OK I will keep cleaning. But I found a big burr in the rear of the chamber that caught a lot of dye when I was testing for contact points, I feel this would explain why the bolt gets stuck halfway on closing and then continues fairly smoothly, and then also presumably why I get stuck there trying to push the spring back because of the added resistance.

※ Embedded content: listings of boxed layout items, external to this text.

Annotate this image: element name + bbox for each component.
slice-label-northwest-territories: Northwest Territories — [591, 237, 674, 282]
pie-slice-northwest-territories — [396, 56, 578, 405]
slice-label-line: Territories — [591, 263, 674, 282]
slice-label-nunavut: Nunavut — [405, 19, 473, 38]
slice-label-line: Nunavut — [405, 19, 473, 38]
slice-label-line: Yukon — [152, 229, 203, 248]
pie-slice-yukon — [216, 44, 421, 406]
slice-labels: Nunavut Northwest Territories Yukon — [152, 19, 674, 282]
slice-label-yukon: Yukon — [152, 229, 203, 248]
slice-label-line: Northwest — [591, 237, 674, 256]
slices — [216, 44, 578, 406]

I've used mineral spirits, boiling water and ballistol all multiple times, how can there be any left? Looks like I might have to get a drill with a 20gauge brush and spin away with ballistol or a very fine lapping compound.
 
Looks like this will be the most expensive cheap rifle ever. Anyone know where to buy a cheap brass brush around Vancouver? I need 20 gauge ideally. Then I'll need to get my drill back and because I don't feel like spending 25$ on JB bore cleaner which should really cost 12$ and be available in smaller quantities I'll use Ballistol on it. If it isn't smooth after that I will have to buy some lapping compound, any recommendation as to where to get it? I need something fairly fine and hopefully in small quantities.
 
Looks like this will be the most expensive cheap rifle ever. Anyone know where to buy a cheap brass brush around Vancouver? I need 20 gauge ideally. Then I'll need to get my drill back and because I don't feel like spending 25$ on JB bore cleaner which should really cost 12$ and be available in smaller quantities I'll use Ballistol on it. If it isn't smooth after that I will have to buy some lapping compound, any recommendation as to where to get it? I need something fairly fine and hopefully in small quantities.

Amazon, Lever, Reliable.
 
I had the exact same problem with a 91/30 I bought last fall. After measuring every piece of the bolt in comparison to a sister rifle, it came down to a longer firing pin spring. It was all I had in me to retract the bolt. In total I snipped 3.5 coils off the fp spring and now she operates slick as snot.If you shorten the spring, go 1 coil at a time and test it to see what difference it made, you'll find the sweet spot after a while. Good luck.